After several drinks at Thanksgiving, two of our friends, Victor and Aaron, were riffing on what to do with this space. They noticed the all the plants we had scattered around the living room, and suggested (with the logic of drinkers everywhere) that it would be cool to gather all the plants into this foyer area and turn it into a foyer forest; a foyest.
The idea stuck.
Separately, I had wanted to grow orchids. These require light, humidity, and warmth. I don’t have the resources to pull off a full greenhouse, so humidity and well-regulated warmth are out. But I can get hardy orchids and at least control the light, right? And with regular watering/misting, they might have a shot. However, they require good drainage, which usually translates into “pour water at the top, watch water pour out of the bottom.” If you’re inside a finished house, that water needs to go somewhere that doesn’t cause trouble.

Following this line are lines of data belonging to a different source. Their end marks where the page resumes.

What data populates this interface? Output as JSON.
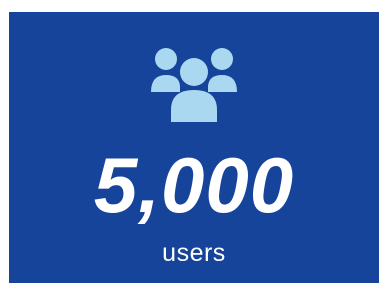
{
  "stat": {
    "icon": "users-group-icon",
    "value": "5,000",
    "label": "users"
  },
  "colors": {
    "background": "#16449a",
    "icon": "#a9d8f0",
    "text": "#ffffff"
  }
}
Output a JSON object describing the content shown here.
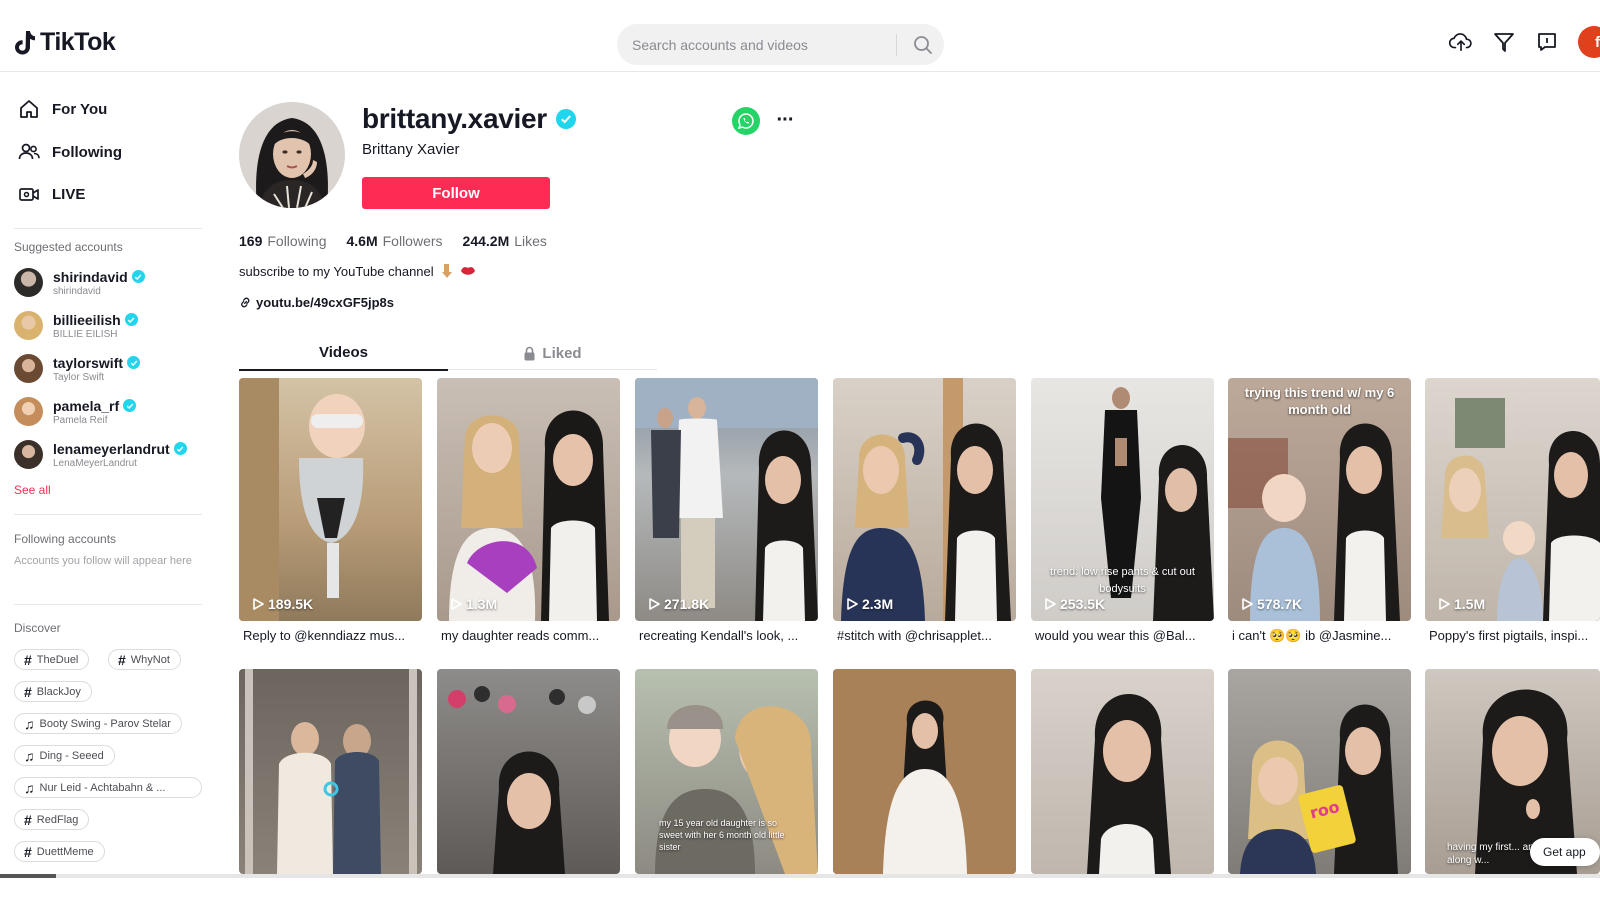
{
  "header": {
    "logo_text": "TikTok",
    "search_placeholder": "Search accounts and videos",
    "icons": [
      "upload-icon",
      "inbox-send-icon",
      "messages-icon"
    ],
    "avatar_initial": "f"
  },
  "sidebar": {
    "nav": [
      {
        "label": "For You",
        "icon": "home-icon"
      },
      {
        "label": "Following",
        "icon": "people-icon"
      },
      {
        "label": "LIVE",
        "icon": "live-icon"
      }
    ],
    "suggested_title": "Suggested accounts",
    "suggested": [
      {
        "name": "shirindavid",
        "sub": "shirindavid"
      },
      {
        "name": "billieeilish",
        "sub": "BILLIE EILISH"
      },
      {
        "name": "taylorswift",
        "sub": "Taylor Swift"
      },
      {
        "name": "pamela_rf",
        "sub": "Pamela Reif"
      },
      {
        "name": "lenameyerlandrut",
        "sub": "LenaMeyerLandrut"
      }
    ],
    "see_all": "See all",
    "following_title": "Following accounts",
    "following_hint": "Accounts you follow will appear here",
    "discover_title": "Discover",
    "discover": [
      {
        "type": "hashtag",
        "label": "TheDuel"
      },
      {
        "type": "hashtag",
        "label": "WhyNot"
      },
      {
        "type": "hashtag",
        "label": "BlackJoy"
      },
      {
        "type": "music",
        "label": "Booty Swing - Parov Stelar"
      },
      {
        "type": "music",
        "label": "Ding - Seeed"
      },
      {
        "type": "music",
        "label": "Nur Leid - Achtabahn & ..."
      },
      {
        "type": "hashtag",
        "label": "RedFlag"
      },
      {
        "type": "hashtag",
        "label": "DuettMeme"
      }
    ]
  },
  "profile": {
    "username": "brittany.xavier",
    "display_name": "Brittany Xavier",
    "follow_label": "Follow",
    "more_label": "···",
    "stats": [
      {
        "num": "169",
        "label": "Following"
      },
      {
        "num": "4.6M",
        "label": "Followers"
      },
      {
        "num": "244.2M",
        "label": "Likes"
      }
    ],
    "bio": "subscribe to my YouTube channel",
    "link": "youtu.be/49cxGF5jp8s"
  },
  "tabs": {
    "videos": "Videos",
    "liked": "Liked"
  },
  "videos_row1": [
    {
      "views": "189.5K",
      "caption": "Reply to @kenndiazz mus...",
      "overlay": ""
    },
    {
      "views": "1.3M",
      "caption": "my daughter reads comm...",
      "overlay": ""
    },
    {
      "views": "271.8K",
      "caption": "recreating Kendall's look, ...",
      "overlay": ""
    },
    {
      "views": "2.3M",
      "caption": "#stitch with @chrisapplet...",
      "overlay": ""
    },
    {
      "views": "253.5K",
      "caption": "would you wear this @Bal...",
      "overlay": "trend: low rise pants & cut out bodysuits"
    },
    {
      "views": "578.7K",
      "caption": "i can't 🥺🥺 ib @Jasmine...",
      "overlay": "trying this trend w/ my 6 month old"
    },
    {
      "views": "1.5M",
      "caption": "Poppy's first pigtails, inspi...",
      "overlay": ""
    }
  ],
  "videos_row2": [
    {
      "overlay": ""
    },
    {
      "overlay": ""
    },
    {
      "overlay": "my 15 year old daughter is so sweet with her 6 month old little sister"
    },
    {
      "overlay": ""
    },
    {
      "overlay": ""
    },
    {
      "overlay": ""
    },
    {
      "overlay": "having my first... and bringing her along w..."
    }
  ],
  "get_app": "Get app",
  "colors": {
    "accent": "#fe2c55",
    "verified": "#20d5ec",
    "whatsapp": "#25d366"
  }
}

Thus was born the idea of the Water-Proofed Corner Orchid Wall that would form the backdrop of a foyest. The plan was to construct two vertical surfaces from which it would be easy to hang plants, and attach them in on L-shape so it would be self-supporting. The back part of the wall would have plastic sheeting, so any water from e.g. misting would condense on the sheet and run down. At the base of the wall, I would install a trough to collect water. Finally, I would construct a narrow bench at bottom of the wall for additional plants to sit on. This bench would be sightly angled back, and would have rubber underneath, so any excess water could also drain into the trough.

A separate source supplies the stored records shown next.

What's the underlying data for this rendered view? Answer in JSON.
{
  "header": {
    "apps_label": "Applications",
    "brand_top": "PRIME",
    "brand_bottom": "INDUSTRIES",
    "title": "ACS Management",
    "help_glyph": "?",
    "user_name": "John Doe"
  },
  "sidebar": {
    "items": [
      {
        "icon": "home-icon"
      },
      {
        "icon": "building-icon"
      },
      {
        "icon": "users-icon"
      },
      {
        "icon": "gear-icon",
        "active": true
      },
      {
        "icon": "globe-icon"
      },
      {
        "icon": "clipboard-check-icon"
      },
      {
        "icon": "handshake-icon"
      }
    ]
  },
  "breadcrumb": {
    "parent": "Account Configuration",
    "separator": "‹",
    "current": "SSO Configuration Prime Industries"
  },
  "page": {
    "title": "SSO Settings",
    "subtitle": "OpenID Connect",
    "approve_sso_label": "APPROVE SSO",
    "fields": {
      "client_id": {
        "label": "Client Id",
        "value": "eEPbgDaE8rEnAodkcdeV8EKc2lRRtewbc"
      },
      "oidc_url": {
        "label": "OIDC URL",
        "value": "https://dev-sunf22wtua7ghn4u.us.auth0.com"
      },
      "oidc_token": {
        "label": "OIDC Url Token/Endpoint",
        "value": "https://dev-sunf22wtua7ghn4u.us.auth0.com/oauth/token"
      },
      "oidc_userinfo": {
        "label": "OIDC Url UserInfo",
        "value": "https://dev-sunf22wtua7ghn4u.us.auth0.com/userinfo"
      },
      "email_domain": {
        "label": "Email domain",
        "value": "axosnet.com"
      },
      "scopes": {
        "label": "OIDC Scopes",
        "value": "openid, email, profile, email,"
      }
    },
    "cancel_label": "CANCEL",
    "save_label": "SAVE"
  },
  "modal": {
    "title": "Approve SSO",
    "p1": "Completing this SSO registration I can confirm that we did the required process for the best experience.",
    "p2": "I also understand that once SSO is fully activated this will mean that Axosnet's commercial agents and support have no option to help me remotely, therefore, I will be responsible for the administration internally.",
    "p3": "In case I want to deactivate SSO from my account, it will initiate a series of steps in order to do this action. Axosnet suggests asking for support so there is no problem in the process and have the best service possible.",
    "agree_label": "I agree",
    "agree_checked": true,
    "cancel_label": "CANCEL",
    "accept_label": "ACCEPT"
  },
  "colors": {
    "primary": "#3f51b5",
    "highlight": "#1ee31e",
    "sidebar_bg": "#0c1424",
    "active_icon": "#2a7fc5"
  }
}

I had some rubber material left over from a project. The plastic sheeting was simply a cheap painter drop-cloth, doubled on itself. In a stroke of luck, I found 3′ wide fiberglass troughs at the nearby hardware re-use store. The size of these troughs dictated the dimensions of the project.
I whipped together a quick framing of 2×2 lumber posts (painted red in the above). I attached the plastic to this framing, then over it attached old 3″ fir boards which were recycled from flooring lumber.

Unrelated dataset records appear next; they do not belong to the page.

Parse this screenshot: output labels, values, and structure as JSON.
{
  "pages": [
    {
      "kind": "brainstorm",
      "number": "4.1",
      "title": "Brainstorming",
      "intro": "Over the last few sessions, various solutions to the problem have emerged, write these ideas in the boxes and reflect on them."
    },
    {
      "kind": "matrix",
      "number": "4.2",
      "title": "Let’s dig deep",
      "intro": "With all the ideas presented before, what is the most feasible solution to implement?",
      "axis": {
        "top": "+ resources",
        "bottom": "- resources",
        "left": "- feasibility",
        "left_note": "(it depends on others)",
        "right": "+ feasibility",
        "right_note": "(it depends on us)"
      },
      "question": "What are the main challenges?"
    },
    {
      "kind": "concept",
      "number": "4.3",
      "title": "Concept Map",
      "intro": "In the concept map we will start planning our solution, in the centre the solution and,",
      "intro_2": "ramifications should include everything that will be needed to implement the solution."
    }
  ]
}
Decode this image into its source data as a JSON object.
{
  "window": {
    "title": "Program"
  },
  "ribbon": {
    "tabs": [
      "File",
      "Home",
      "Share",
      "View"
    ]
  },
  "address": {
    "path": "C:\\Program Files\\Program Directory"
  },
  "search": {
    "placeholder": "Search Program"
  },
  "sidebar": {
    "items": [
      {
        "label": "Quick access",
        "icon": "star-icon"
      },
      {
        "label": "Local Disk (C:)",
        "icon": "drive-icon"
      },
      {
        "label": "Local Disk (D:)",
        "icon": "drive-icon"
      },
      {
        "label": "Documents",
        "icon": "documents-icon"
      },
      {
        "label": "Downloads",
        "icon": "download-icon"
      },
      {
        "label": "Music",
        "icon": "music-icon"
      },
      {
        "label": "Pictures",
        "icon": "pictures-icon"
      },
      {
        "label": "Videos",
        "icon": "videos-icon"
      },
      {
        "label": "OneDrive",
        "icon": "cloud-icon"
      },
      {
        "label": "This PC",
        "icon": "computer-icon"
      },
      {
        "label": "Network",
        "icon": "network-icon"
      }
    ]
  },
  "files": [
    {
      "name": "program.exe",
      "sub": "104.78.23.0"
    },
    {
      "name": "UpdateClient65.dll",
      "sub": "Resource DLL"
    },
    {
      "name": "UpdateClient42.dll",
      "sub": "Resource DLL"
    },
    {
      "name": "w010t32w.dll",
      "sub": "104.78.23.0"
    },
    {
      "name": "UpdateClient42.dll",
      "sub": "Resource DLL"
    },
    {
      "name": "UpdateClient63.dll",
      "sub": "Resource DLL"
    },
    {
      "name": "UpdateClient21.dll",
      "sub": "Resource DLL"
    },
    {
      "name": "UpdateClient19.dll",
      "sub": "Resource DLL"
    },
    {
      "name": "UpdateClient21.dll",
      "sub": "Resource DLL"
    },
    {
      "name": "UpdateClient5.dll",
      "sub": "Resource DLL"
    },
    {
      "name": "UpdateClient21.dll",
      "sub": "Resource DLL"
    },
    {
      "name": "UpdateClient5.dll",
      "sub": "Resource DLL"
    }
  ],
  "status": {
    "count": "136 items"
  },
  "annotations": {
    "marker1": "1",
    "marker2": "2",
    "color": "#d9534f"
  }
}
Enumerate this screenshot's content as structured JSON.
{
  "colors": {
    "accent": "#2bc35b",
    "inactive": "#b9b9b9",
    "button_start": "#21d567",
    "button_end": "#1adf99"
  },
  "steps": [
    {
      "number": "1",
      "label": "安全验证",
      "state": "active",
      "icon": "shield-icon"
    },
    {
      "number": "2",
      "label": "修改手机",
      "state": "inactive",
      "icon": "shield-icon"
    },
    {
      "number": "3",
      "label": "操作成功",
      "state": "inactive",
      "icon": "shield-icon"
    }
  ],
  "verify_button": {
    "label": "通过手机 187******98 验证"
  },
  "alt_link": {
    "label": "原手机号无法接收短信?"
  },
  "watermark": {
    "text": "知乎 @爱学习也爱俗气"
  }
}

Here’s a close-up of the trough; note that the backdrop plastic sheeting extends into it.
Obviously, this wasn’t a fancy project with stellar wood-working. I know these boards will be exposed to moisture and this won’t be long-lasting, so the goal is to have something presentable but not perfect.
I was worried that over time, the trough might accumulate water and be hard to empty out. In practice, it evaporates out quickly enough that this hasn’t been a problem.
Once the walls were finished, I extended out a bench with rubber underneath the boards. It’s not obvious from the photos, but the bench slopes back slightly so water will drain into the trough. This has proven to be an absolutely wonderful design, because I can freely water my plants and trust the water won’t go anywhere bad.
The hardest part was actually figuring out how to rig the lighting. I had LED grow light tubes which I wanted to illuminate the plants hanging from the wall, as well as on the bench. These tubes would ideally float in space about 1′ out from the wall, above everything. But how? My solution is clunky, but I just built out some braced extensions at the top that let me attach lights over the whole affair.
As a final (but very big) touch, my wife found the perfect bit of used furniture, a big square bench with a hole in the middle. Perfect for a huge centerpiece plant, to truly make it a foyest!